Nunnelee had voted along with a majority of the House and Senate last month to pass the Budget Control Act. It immediately raised the debt limit by $400 billion with the option of an additional $500 billion increase at the president's request. But it also requires nearly $1 trillion in spending cuts over the next decade, including $21 billion in the upcoming fiscal year, and a special joint committee is to come up with an additional $1.5 trillion in deficit reduction.
It was seen as a compromise to avoid a looming government shutdown, and Nunnelee said while he would like to have seen deeper cuts, the agreement's most important element was setting a spending limit for the budget to which everyone must adhere.

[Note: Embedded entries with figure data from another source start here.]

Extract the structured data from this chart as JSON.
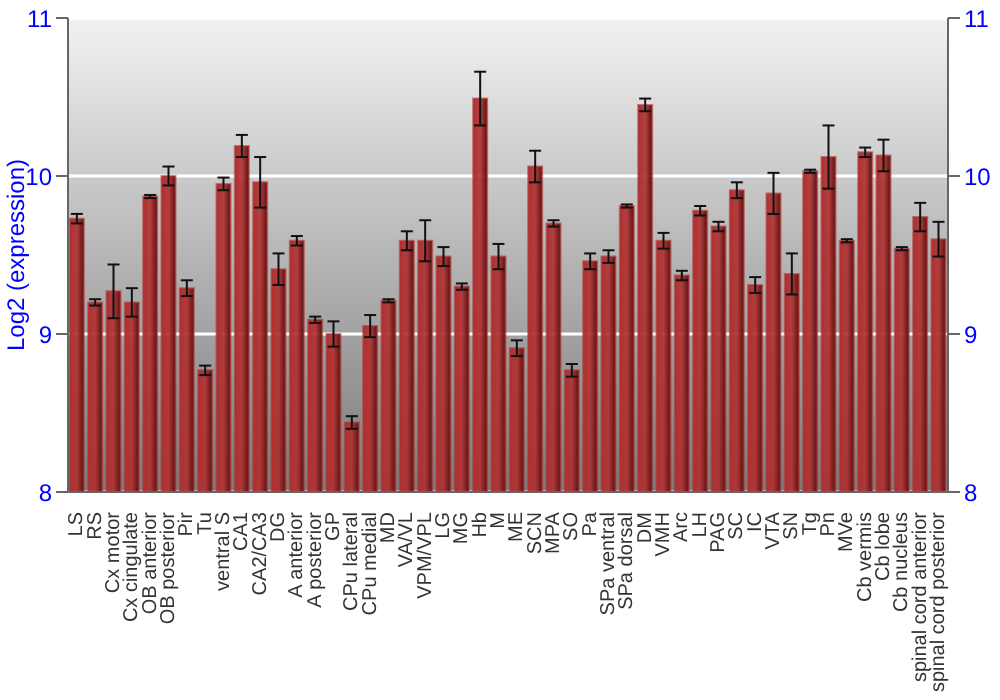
{
  "chart_data": {
    "type": "bar",
    "ylabel": "Log2 (expression)",
    "categories": [
      "LS",
      "RS",
      "Cx motor",
      "Cx cingulate",
      "OB anterior",
      "OB posterior",
      "Pir",
      "Tu",
      "ventral S",
      "CA1",
      "CA2/CA3",
      "DG",
      "A anterior",
      "A posterior",
      "GP",
      "CPu lateral",
      "CPu medial",
      "MD",
      "VA/VL",
      "VPM/VPL",
      "LG",
      "MG",
      "Hb",
      "M",
      "ME",
      "SCN",
      "MPA",
      "SO",
      "Pa",
      "SPa ventral",
      "SPa dorsal",
      "DM",
      "VMH",
      "Arc",
      "LH",
      "PAG",
      "SC",
      "IC",
      "VTA",
      "SN",
      "Tg",
      "Pn",
      "MVe",
      "Cb vermis",
      "Cb lobe",
      "Cb nucleus",
      "spinal cord anterior",
      "spinal cord posterior"
    ],
    "values": [
      9.73,
      9.2,
      9.27,
      9.2,
      9.87,
      10.0,
      9.29,
      8.77,
      9.95,
      10.19,
      9.96,
      9.41,
      9.59,
      9.09,
      9.0,
      8.44,
      9.05,
      9.21,
      9.59,
      9.59,
      9.49,
      9.3,
      10.49,
      9.49,
      8.91,
      10.06,
      9.7,
      8.77,
      9.46,
      9.49,
      9.81,
      10.45,
      9.59,
      9.37,
      9.78,
      9.68,
      9.91,
      9.31,
      9.89,
      9.38,
      10.03,
      10.12,
      9.59,
      10.15,
      10.13,
      9.54,
      9.74,
      9.6
    ],
    "errors": [
      0.03,
      0.02,
      0.17,
      0.09,
      0.01,
      0.06,
      0.05,
      0.03,
      0.04,
      0.07,
      0.16,
      0.1,
      0.03,
      0.02,
      0.08,
      0.04,
      0.07,
      0.01,
      0.06,
      0.13,
      0.06,
      0.02,
      0.17,
      0.08,
      0.05,
      0.1,
      0.02,
      0.04,
      0.05,
      0.04,
      0.01,
      0.04,
      0.05,
      0.03,
      0.03,
      0.03,
      0.05,
      0.05,
      0.13,
      0.13,
      0.01,
      0.2,
      0.01,
      0.03,
      0.1,
      0.01,
      0.09,
      0.11
    ],
    "color": "#b03030",
    "ylim": [
      8,
      11
    ],
    "yticks": [
      8,
      9,
      10,
      11
    ],
    "y2lim": [
      8,
      11
    ],
    "y2ticks": [
      8,
      9,
      10,
      11
    ],
    "grid": "y"
  }
}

But it had numerous opponents, including the second-place finisher to Nunnelee in the 2010 GOP congressional primary, Henry Ross of Eupora.
"There are 66 members in Congress willing to do what the people sent them there to do," Ross said last week at a Kiwanis Club of Tupelo meeting, where he also revealed he'd likely run against Nunnelee again in 2012. "If we had others like that, we could change this country."
Sixty-six Republicans voted against the act, as did 95 Democrats.
Nunnelee's one-hour editorial board meeting came at the end of a month-long stint in the 1st District where the congressmen worked with his local staff and met with constituents. He returns to Washington today as Congress starts putting together a spending plan for the 2012 fiscal year, which begins Oct. 1.
But he doubted Congress would pass a plan by then and said to expect at least one continuing resolution to keep funds rolling while a deal is made.
Among his top concerns are whether lawmakers can reform entitlement programs like Social Security and Medicare to avoid insolvency.
"The White House chief of staff said Medicare is going bankrupt in five years," Nunnelee said. "The actuary for Medicare said it was nine years. Those four years don't give me a lot of comfort."
He acknowledged that the Budget Control Act didn't address the problem, but said that a solution will come. "We didn't get into this mess overnight, and we won't get out of it overnight," he said.
While the government must keep faith with those who have paid into the system or who are too near retirement to make other plans, Nunnelee said for future recipients "we may have to change the eligibility age."